It is a longstanding tradition that the day prior to the Academy Awards, the directors of the films nominated in the foreign-language category take to the stage of the Samuel Goldwyn Theater and talk about their work and the state of international cinema.
This year, the film-makers in question, Denmark's Susanne Bier (After The Wedding), Mexico's Guillermo del Toro (Pan's Labyrinth), Germany's Florian Henckel von Donnersmarck (The Lives Of Others) and Canada's Deepa Mehta (Water) - France's Rachid Bouchareb (Days Of Glory) was en route from the Cesars and unable to participate - genuinely appeared to respect one another on a personal and professional level.
Rather than a formal process of questions and answers, a free-flowing dialogue occurred among the quartet that was eclectic, organic and spontaneous.
And, somewhat ironically, it allowed for fierce disagreement on at least one issue. The subject of commercial success arose and it was quite obvious that three of the group were envious of Pan's Labyrinth's American box office.
The quartet tried to grapple logically with what it is that allows a film to cross borders and connect across cultural and language barriers.
Del Toro referred to film as the cultural equivalent of Esperanto, and that analogy at least connected with the other nominees.
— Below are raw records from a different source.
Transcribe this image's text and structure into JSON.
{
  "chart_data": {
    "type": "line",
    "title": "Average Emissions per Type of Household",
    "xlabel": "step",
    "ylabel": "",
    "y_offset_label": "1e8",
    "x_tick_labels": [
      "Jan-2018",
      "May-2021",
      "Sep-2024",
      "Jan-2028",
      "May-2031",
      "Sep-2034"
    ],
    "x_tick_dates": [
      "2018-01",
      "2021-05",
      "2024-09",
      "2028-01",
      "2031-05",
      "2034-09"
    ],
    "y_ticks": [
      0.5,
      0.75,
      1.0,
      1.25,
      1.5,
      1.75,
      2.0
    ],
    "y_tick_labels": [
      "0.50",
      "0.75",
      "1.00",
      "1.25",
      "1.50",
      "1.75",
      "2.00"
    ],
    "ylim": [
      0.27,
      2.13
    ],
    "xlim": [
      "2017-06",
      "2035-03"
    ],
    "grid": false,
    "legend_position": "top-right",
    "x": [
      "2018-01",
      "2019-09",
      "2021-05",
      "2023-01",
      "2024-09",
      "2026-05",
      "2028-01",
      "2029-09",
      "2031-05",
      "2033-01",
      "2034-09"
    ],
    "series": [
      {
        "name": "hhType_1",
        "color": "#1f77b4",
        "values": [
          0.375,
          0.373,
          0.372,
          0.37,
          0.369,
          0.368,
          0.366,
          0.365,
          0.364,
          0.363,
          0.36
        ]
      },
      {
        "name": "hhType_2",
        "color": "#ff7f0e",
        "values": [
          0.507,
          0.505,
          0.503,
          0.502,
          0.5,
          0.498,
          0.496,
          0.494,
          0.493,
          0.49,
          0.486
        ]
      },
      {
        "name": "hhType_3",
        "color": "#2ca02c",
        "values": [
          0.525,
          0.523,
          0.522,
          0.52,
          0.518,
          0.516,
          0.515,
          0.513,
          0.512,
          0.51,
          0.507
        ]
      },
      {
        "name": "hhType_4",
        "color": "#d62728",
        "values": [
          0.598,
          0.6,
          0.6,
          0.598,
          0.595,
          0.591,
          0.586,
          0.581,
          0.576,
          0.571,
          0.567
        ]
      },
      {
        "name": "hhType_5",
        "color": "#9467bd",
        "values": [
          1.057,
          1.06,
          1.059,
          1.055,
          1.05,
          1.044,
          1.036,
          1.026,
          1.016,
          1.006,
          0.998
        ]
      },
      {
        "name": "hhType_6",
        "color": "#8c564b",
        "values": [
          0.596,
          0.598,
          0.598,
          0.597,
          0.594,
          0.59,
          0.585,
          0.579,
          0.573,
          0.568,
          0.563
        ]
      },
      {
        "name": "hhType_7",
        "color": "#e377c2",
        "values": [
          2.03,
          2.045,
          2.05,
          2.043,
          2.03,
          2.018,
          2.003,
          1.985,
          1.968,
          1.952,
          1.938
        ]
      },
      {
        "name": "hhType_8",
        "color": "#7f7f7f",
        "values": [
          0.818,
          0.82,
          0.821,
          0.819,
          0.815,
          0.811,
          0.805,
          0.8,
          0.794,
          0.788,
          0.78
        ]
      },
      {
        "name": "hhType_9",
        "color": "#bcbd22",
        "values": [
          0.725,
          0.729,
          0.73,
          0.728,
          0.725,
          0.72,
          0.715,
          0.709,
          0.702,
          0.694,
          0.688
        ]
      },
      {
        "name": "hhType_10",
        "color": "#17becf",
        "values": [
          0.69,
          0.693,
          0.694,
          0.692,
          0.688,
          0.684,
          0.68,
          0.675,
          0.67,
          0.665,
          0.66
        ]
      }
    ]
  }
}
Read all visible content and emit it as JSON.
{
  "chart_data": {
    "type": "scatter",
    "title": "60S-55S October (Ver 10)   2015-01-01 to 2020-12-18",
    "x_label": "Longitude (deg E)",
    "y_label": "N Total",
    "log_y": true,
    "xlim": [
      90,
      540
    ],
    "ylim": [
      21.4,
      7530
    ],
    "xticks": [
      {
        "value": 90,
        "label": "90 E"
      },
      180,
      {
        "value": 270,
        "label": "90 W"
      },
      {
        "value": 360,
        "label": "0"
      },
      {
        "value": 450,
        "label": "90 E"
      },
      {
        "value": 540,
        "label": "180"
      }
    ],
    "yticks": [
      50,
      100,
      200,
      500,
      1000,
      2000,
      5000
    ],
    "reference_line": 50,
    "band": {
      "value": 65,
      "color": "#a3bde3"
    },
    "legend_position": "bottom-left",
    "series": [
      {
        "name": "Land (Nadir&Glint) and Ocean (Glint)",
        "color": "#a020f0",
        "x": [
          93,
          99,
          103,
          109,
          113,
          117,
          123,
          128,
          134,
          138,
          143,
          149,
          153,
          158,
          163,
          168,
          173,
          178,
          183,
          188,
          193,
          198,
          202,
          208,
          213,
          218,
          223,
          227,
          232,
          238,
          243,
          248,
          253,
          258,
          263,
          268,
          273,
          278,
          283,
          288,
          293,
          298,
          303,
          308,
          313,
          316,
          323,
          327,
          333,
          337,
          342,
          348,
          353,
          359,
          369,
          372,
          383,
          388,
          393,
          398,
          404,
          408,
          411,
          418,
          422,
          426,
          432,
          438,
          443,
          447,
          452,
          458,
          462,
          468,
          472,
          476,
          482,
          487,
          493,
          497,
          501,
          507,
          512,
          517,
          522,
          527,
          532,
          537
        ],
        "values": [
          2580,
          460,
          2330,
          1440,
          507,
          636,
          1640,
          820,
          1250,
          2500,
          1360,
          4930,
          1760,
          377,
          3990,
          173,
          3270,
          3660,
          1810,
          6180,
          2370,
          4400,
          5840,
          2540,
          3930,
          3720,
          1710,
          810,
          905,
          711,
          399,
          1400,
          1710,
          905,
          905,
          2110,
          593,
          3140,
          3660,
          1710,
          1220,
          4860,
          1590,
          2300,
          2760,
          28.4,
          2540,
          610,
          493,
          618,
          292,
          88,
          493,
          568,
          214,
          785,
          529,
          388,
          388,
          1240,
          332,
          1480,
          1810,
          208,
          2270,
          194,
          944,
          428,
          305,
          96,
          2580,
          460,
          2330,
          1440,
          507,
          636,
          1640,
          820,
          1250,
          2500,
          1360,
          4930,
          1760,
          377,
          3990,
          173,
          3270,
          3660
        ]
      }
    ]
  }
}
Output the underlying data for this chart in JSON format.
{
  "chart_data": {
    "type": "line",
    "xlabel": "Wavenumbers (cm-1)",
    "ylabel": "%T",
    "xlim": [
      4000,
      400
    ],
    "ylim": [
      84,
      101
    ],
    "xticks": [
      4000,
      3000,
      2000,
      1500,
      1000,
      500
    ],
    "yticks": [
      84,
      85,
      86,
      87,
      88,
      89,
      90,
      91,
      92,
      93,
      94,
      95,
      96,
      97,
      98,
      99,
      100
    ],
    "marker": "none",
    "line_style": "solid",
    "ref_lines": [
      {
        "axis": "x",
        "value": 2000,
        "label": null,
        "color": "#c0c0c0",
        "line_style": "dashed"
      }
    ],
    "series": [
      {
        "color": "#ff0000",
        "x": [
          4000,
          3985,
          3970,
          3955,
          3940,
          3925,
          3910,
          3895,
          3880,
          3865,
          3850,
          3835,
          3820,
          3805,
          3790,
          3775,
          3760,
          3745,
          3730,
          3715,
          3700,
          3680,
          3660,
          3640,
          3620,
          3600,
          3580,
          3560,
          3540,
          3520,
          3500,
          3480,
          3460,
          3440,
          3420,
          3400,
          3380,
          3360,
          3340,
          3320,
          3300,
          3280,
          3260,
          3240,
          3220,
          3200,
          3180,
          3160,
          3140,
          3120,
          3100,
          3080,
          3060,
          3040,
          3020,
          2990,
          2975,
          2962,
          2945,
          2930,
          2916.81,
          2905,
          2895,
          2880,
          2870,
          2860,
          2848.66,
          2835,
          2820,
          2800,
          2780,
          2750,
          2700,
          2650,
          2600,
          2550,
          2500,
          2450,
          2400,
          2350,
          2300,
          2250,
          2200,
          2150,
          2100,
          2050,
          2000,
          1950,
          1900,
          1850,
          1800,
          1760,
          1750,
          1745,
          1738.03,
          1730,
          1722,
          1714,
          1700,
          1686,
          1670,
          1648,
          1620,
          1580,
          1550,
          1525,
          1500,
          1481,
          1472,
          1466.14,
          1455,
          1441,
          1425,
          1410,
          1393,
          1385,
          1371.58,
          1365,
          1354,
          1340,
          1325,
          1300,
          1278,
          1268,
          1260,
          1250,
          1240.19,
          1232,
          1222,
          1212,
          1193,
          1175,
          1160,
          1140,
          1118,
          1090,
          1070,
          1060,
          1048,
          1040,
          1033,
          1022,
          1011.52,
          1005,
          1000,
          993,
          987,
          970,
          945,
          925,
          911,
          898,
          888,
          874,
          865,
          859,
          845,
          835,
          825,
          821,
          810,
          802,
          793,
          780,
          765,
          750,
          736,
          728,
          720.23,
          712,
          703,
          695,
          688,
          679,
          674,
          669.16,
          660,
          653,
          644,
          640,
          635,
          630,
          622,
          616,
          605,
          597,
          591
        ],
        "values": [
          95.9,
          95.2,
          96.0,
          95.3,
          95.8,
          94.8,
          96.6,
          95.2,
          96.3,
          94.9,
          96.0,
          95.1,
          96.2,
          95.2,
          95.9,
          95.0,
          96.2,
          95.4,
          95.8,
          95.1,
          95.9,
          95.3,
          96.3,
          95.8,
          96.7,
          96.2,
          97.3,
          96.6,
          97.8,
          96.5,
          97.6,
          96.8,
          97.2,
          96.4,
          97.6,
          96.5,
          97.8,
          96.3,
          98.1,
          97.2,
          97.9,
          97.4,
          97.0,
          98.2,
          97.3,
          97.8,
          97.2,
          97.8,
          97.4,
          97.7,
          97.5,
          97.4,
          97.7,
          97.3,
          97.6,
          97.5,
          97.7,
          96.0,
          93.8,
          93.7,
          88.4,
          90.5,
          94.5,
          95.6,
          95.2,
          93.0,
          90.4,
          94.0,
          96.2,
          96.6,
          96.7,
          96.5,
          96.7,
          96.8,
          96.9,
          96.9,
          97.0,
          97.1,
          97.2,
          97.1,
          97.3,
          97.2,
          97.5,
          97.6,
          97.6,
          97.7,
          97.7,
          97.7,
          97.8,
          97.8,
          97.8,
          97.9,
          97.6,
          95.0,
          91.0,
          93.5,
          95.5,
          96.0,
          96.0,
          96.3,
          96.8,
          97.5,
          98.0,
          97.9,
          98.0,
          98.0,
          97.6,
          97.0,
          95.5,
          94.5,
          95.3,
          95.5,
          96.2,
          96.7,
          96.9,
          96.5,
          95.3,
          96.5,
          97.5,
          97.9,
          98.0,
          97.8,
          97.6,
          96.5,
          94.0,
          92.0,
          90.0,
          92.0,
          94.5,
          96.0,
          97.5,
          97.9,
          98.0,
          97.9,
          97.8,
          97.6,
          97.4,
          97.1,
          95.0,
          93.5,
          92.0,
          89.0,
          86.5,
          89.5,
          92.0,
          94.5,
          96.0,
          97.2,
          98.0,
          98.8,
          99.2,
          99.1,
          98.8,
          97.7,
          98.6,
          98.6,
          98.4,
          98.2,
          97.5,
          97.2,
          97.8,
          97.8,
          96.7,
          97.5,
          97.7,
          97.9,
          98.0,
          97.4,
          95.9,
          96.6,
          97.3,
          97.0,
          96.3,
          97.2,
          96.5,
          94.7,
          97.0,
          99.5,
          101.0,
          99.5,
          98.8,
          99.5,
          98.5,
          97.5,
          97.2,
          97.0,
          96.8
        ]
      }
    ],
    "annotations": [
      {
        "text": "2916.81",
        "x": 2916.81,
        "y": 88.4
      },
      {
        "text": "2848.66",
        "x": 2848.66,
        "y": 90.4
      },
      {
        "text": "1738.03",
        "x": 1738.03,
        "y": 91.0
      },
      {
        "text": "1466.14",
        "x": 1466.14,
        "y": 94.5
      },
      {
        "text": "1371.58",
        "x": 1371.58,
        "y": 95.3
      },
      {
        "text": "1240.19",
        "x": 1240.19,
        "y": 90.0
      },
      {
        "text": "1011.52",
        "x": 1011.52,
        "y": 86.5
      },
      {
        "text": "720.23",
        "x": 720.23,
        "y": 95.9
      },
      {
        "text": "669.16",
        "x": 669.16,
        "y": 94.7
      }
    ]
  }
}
Perhaps emboldened, von Donnersmarck suggested that wider acceptance might be attained by dubbing rather than subtitling.
The statement drew a collective shudder, not only from his fellow nominees but from the capacity crowd of 1,200 people.
The Mexican director asserted that "to alter (a film) in any way is a crime". His German brother-in-celluloid countered with the argument that asking an audience to read a translation distracts them from the image. "Yes," replied Bier, "but the (actor's) voice is unique and cannot be replicated."
Her words reminded me of a German friend's confession that he was disappointed when he heard Clint Eastwood for the first time in English. He had grown up with the actor's films dubbed by a huskier, basso performer and was taken aback by the wispier reality of Dirty Harry's voice.
Most US movies go out internationally dubbed into the appropriate language of many export nations. However, there is a double-standard that has evolved in many parts of the world in which purists insist that original language with subtitles is the only way to see a movie.
It is also a surefire way to ensure that it will not be seen by the majority of cinema-goers.
On a basic level, one can appreciate the argument for subtitling. Anyone who has been subjected to one of the myriad instances of crude dubbing, in which lip movement is a vague approximation of dialogue, will understand why its detractors can be so fierce in their opposition.
But dubbing need not be grotesque: some years ago, a version of the 1977 Alain Resnais film Providence was shown in France. Great pains had been taken with the French dub of the English-language film, including voice-casting Gerard Depardieu, Jeanne Moreau and Maurice Ronet in the leads.
Both subtitles and dubbed versions had their own merit, but there is much to be said for the Paris initiative of playing an equal number of dubbed and subtitled versions so that both artistes and barbarians can sit in the dark and share in the experience.